Frog Hat Club

The ongoing adventures of a group of new D&D players in their first game

Bartok Brescht

Bartok Brescht
Half orc Paladin, Lawful Good

Bartok Brescht is the Captain-General of the Uman City Watch and the leader of House Brescht, one of the seven ruling families of Uman. He is a towering, imposing half-orc standing 6'6" with broad shoulders and a powerful, barrel-chested physique. His skin is a pale green, turning faintly grey at the extremities. His eyes, too, are green, piercing and intelligent. Bartok’s salt-and-pepper hair, worn in a short military cut, is the only evidence of his age; perhaps his early 60s. Bartok’s incisor tusks are small white points protruding just above his lower lip, more closely resembling inverted fangs than horn. His wide cheekbones, square jaw and prominent nose bridge combined with a relentless tenacity in pursuit of justice have gained him the nickname The Bull Terrier amongst the rank and file of the Watch, though never within his hearing.

Bartok was the 2nd-born son of Drakosh and his wife Umila Brescht. While his elder brother Belik was groomed to follow in Drakosh’s footsteps as Captain-General of the Watch, Bartok spent his adolescence as an acolyte of Bahamut, dividing his time between studies in the Umani Temple of Bahamut and on mission in the wild lands of Telisar. In his late 20s he married Aralir am Yvia, a half-elf he met on mission; the two settled in Zikrin’s Eyes, a town in Eastriver. Little is known of Bartok’s life during this period.

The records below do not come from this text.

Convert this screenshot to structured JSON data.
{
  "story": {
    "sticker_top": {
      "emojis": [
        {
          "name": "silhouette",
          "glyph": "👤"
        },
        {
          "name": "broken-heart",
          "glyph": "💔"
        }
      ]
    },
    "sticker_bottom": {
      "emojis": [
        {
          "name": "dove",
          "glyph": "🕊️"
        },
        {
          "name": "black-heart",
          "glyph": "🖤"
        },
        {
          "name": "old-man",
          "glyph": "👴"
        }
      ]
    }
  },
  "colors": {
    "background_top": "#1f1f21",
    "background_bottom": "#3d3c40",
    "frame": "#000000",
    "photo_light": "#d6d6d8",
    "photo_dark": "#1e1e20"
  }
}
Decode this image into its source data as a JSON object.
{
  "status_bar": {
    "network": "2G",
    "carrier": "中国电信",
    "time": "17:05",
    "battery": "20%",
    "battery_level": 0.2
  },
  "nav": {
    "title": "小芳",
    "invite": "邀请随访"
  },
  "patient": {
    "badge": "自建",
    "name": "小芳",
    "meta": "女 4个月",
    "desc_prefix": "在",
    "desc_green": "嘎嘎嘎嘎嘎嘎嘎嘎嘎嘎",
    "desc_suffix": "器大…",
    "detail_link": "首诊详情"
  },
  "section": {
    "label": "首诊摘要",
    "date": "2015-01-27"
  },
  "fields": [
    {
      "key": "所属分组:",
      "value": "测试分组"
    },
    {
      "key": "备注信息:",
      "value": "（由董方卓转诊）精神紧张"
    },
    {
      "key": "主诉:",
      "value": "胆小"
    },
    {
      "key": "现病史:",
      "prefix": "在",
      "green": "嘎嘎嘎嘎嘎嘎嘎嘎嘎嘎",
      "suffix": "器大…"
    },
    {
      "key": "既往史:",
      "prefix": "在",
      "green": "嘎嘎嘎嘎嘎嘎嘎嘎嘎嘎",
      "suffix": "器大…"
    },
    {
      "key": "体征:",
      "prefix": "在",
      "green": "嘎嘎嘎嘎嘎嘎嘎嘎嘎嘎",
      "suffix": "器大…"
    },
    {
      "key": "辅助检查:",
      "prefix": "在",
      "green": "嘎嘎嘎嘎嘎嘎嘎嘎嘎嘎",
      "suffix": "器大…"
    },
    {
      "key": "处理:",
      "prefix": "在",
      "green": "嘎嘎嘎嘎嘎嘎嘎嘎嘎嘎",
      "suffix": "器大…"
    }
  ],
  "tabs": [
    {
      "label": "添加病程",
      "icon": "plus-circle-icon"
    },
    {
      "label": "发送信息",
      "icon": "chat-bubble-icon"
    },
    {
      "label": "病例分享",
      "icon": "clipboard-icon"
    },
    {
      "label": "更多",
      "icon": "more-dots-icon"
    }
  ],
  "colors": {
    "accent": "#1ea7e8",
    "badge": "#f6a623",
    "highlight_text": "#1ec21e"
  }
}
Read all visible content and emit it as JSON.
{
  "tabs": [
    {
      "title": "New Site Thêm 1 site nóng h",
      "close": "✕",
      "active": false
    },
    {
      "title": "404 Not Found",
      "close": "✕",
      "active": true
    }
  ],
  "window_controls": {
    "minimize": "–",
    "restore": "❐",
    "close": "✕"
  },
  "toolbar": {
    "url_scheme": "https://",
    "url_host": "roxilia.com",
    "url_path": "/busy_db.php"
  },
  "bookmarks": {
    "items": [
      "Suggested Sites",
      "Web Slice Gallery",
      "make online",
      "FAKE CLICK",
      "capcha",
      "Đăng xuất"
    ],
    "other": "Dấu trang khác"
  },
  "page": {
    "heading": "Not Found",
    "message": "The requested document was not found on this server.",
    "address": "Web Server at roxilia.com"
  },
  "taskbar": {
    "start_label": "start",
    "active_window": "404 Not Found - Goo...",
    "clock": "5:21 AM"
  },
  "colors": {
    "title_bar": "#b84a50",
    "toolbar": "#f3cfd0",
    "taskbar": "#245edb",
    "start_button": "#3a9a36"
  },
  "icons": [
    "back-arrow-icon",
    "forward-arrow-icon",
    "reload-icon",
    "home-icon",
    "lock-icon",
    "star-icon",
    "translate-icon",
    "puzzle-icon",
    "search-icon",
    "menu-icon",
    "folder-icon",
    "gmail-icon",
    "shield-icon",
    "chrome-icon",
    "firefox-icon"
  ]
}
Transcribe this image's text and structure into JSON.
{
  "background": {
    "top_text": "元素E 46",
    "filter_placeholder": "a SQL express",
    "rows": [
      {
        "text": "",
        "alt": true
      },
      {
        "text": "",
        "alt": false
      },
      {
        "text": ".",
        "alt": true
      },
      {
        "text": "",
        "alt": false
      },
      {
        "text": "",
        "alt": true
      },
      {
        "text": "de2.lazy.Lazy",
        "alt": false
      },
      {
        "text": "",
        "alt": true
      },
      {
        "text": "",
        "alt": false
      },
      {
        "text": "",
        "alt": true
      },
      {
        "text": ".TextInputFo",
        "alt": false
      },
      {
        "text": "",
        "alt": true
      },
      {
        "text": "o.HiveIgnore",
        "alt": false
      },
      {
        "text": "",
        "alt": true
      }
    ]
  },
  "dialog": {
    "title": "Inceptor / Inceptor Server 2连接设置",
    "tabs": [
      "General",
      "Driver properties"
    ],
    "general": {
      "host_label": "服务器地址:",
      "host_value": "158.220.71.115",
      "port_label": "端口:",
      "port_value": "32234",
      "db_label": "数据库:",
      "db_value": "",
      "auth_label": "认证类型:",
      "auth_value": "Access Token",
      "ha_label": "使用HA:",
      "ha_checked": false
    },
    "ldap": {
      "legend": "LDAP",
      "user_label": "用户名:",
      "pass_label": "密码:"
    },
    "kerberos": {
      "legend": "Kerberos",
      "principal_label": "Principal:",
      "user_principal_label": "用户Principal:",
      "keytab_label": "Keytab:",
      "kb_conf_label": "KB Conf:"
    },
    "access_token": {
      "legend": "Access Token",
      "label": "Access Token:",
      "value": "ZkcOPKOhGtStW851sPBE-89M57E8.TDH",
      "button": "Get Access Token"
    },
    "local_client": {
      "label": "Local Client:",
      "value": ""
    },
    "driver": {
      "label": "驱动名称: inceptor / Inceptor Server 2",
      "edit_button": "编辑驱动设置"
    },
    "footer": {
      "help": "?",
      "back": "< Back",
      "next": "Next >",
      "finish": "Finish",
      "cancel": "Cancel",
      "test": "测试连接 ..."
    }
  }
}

On the morning of his 41st birthday, word reached Bartok that Drakosh and Belik had both been killed while defending Uman from an attack; the Watch was in disarray and House Brescht left leaderless in the city, his mother Umila having died several years prior. Bartok and Aralir returned to Uman with their infant son. Bartok, now a paladin of Woden and bearing a formidable enchanted maul as a symbol of his office, declared himself Captain-General of the Watch, and in less than a year had brought the unruly organization to heel, while Aralir proved to be a fearsome leader of the Brescht family’s interests.

Brescht’s unwavering, rigid view of justice quickly brought him to odds with Uman’s other noble houses, notably the Simbali and the Pashtum, who for years had enjoyed unchecked profiteering at the expense of Uman’s most vulnerable citizens. Brescht stamped down on activities he declared unjust, and over the next two decades the city and its Watch Captain-General learned to tolerate one another. Brescht’s domineering influence brought a measure of peace to Uman, though tensions with the noble Houses has never lessened.

Bartok is inflexible and dogmatic, distrusting of politics and does not suffer fools. His unwavering confidence in his own opinion of what is right has more than once escalated conflicts within the city as the Watch has come into direct opposition with both its ruling Houses and its underworld elements. Despite this, Bartok’s reputation is of a man not to be crossed, and the sheer force of his will has kept Uman more-or-less at peace for over 20 years.